If it is new, what drove the decision to use gRPC? Performance?

1 comments

Stargate v1 is a monolith where everything runs within the same JVM which means service to persistence communication is just simple method calls. One of our main goals of Stargate v2 was to break up this monolith which meant that we could no longer communicate with just direct method calls and would instead need to bridge the gap between service and persistence with some other communication mechanism.

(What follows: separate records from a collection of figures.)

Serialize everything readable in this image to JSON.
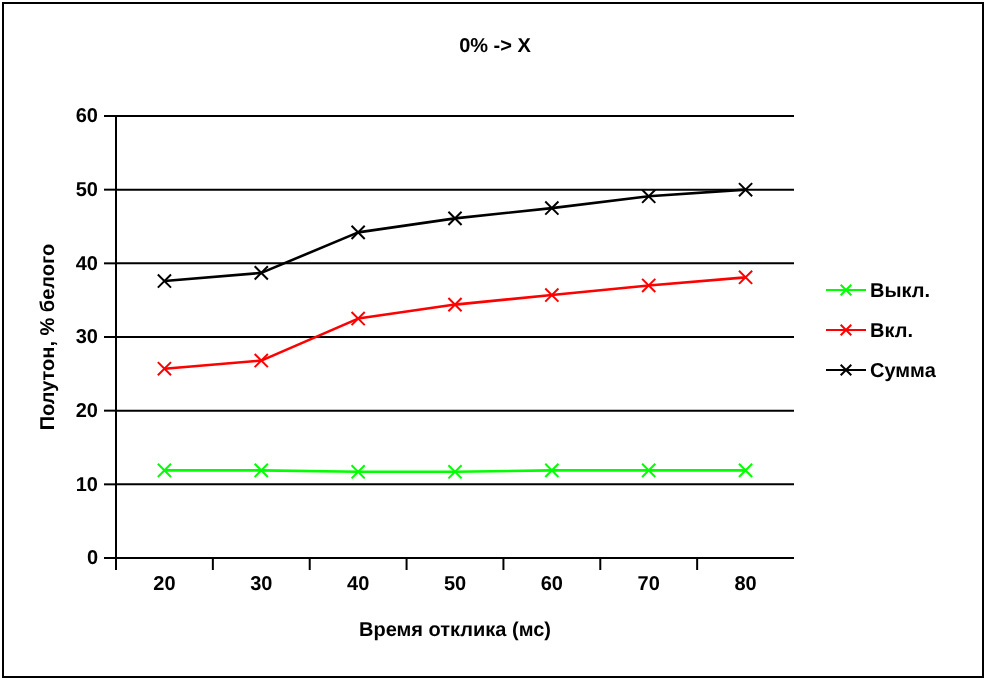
{
  "chart_data": {
    "type": "line",
    "title": "0% -> X",
    "xlabel": "Время отклика (мс)",
    "ylabel": "Полутон, % белого",
    "categories": [
      "20",
      "30",
      "40",
      "50",
      "60",
      "70",
      "80"
    ],
    "ylim": [
      0,
      60
    ],
    "yticks": [
      0,
      10,
      20,
      30,
      40,
      50,
      60
    ],
    "grid": "y",
    "legend": "right",
    "marker": "cross",
    "line_style": "solid",
    "series": [
      {
        "name": "Выкл.",
        "color": "#00ff00",
        "values": [
          11.9,
          11.9,
          11.7,
          11.7,
          11.9,
          11.9,
          11.9
        ]
      },
      {
        "name": "Вкл.",
        "color": "#ff0000",
        "values": [
          25.7,
          26.8,
          32.5,
          34.4,
          35.7,
          37.0,
          38.1
        ]
      },
      {
        "name": "Сумма",
        "color": "#000000",
        "values": [
          37.6,
          38.7,
          44.2,
          46.1,
          47.5,
          49.1,
          50.0
        ]
      }
    ]
  }
}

We explored a few different options such as REST or CQL via drivers but ultimately landed on gRPC for a few reasons:

1. REST could be a viable option and has been used many times when splitting up a monolith but we didn't believe it could give us the performance we would need due to opening and closing connections

2. With REST we would essentially have to define our own schema definition language to describe the transport of messages between service and persistence which would also add the overhead of serializing and deserializing json payloads

3. CQL is a proven transport mechanism but requires the use of a driver which means whatever language used to implement the service must also have a workable driver (flexibility is a driving design principle for v2)

4. The session based nature of drivers would cause issues in a multi-user or multi-tenant environment

5. Although CQL fits most of our use cases it doesn't quite cover everything

So, yes performance was a factor in choosing gRPC but there was also the flexibility it gave us while being able to reuse CQL thus avoiding reinventing the wheel.